PICATINNY ARSENAL, N.J. -- By day, she inspects gun barrels, cartridge cases, bullets, and odds and ends from various weapon systems to study their metallurgical properties.

But in her off-duty hours, materials engineer Michelle Schutz puts down the weaponry and switches to a new set of materials: butter, sugar, flour-and plenty of icing.

Going on eight years with the Armament Research, Development and Engineering Center (ARDEC), Schutz hit the ground running with her cake decorating hobby about two years ago, and since then she has been baking, cooling, and icing away to build up her decorating portfolio.

In fact, one of her most recent creations was a three-tier, white almond butter-cream cake designed for Picatinny Arsenal's 130th birthday celebration on Sept. 7.

This whopper of a confection (weighing 40 pounds and designed to feed 140 people) was the largest cake Schutz has ever made, taking her four days to complete.

"It was a little stressful figuring out how to transport a 40-pound cake," she said. "My husband and I had to do a test-run to make sure the box would even fit through the door."

But in the end, the cake was the center of attention at the birthday party, proudly displaying the arsenal's Cannon Gate logo in sugary, edible bliss.

"When I was carving the cannon gates into the gum paste, I was thinking about what Picatinny stands for and what we do here, and why it's so important for us to develop the armaments and technologies here to help our warfighters," she said.

The birthday celebration was also a rewarding opportunity for Schutz to get some feedback from her peers.

"I was a little nervous displaying my cake in front of all my coworkers, but it was also exciting when I saw their reactions to it," she said. "It's nice to get that affirmation from the people around you."

Her successful creation of Picatinny's birthday cake may also reap benefits for Schutz down the road.

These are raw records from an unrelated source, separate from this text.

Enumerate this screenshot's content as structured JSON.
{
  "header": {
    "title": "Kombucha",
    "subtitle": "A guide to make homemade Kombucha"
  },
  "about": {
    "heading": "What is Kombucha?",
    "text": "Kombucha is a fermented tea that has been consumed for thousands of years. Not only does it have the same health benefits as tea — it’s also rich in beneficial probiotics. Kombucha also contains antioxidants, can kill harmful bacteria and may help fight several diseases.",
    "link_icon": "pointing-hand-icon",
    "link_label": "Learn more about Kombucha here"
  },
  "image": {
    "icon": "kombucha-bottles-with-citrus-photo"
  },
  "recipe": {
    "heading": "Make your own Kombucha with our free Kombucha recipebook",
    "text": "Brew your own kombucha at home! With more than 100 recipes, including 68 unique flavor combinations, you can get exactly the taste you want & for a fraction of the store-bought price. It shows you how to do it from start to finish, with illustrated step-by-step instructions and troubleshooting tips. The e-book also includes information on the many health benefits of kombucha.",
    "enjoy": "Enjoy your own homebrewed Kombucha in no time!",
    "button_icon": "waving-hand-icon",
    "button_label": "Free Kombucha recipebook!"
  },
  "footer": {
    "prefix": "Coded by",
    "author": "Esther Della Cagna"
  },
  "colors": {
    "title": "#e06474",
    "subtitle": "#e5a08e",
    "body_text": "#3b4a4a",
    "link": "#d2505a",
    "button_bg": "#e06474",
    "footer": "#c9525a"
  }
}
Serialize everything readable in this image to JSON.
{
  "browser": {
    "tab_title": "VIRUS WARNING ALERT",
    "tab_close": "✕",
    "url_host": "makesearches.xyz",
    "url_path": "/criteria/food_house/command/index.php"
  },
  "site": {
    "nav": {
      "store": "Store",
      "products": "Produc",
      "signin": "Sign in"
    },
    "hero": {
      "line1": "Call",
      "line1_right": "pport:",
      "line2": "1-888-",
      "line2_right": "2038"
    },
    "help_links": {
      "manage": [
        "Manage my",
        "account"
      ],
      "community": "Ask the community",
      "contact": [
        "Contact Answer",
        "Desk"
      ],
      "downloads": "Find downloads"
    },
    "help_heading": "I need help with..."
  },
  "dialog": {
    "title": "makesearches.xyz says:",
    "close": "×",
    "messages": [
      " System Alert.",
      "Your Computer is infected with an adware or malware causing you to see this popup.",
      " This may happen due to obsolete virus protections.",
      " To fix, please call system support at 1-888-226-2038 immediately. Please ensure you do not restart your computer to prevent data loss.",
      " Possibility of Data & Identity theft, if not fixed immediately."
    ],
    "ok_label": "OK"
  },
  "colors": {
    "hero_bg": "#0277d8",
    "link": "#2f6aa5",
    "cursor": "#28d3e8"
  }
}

She may consider auditioning next year for the television show "Cake Boss."

In fact, she tried out for the show for the first time this summer, progressing through the first three phases of the casting auditions. Though she didn't end up making the "final cut" as she called it, she looks back at the experience with a smile and may give it ago a second time.

"A friend of mine told me about the casting for the show, so I filled out an application but didn't think anything would come of it," she said.

"Then I got an e-mail from the casting crew, then they did an interview, then they asked me to make a You Tube video featuring some of my cakes."

"Part of my motivation for trying out is that I'm interested in cake decorating because everything I've learned about the hobby has been through my own research," she said.

Schutz relied on blogs, instructional You Tube videos, baking shows on television-and even good old fashioned cook books-to develop her confectionery and creative skills.

"I hope to do more work with making sugar flowers and designing three-dimensional cakes with sculpting," she said.

Sculpting comes naturally for Schutz. For the last six years, she has been an active pottery enthusiast and artist.

She even taught pottery classes for a few years in Parsippany, N.J.

"My interest in pottery is what inspired my interest in cake decorating," she said. "Because of the molding and sculpting involved with pottery, it seemed to shift naturally into the art of cake decorating."

Schutz's friends and coworkers seem to enjoy her cake hobby as well, especially when she brings in a batch of cupcakes for special occasions.

"If you bring food into this office, it will disappear by lunchtime," she said with a chuckle.

So while Schutz continues to study and analyze weapons parts, create and teach pottery, and design and decorate cakes, she will always look back at her portfolio of creativity and remember Picatinny Arsenal.

"Picatinny's a great place to work. I'm happy to be employed here," she said. "It was an honor to make the cake for the 130th birthday, and I'm thankful to everyone here for their support."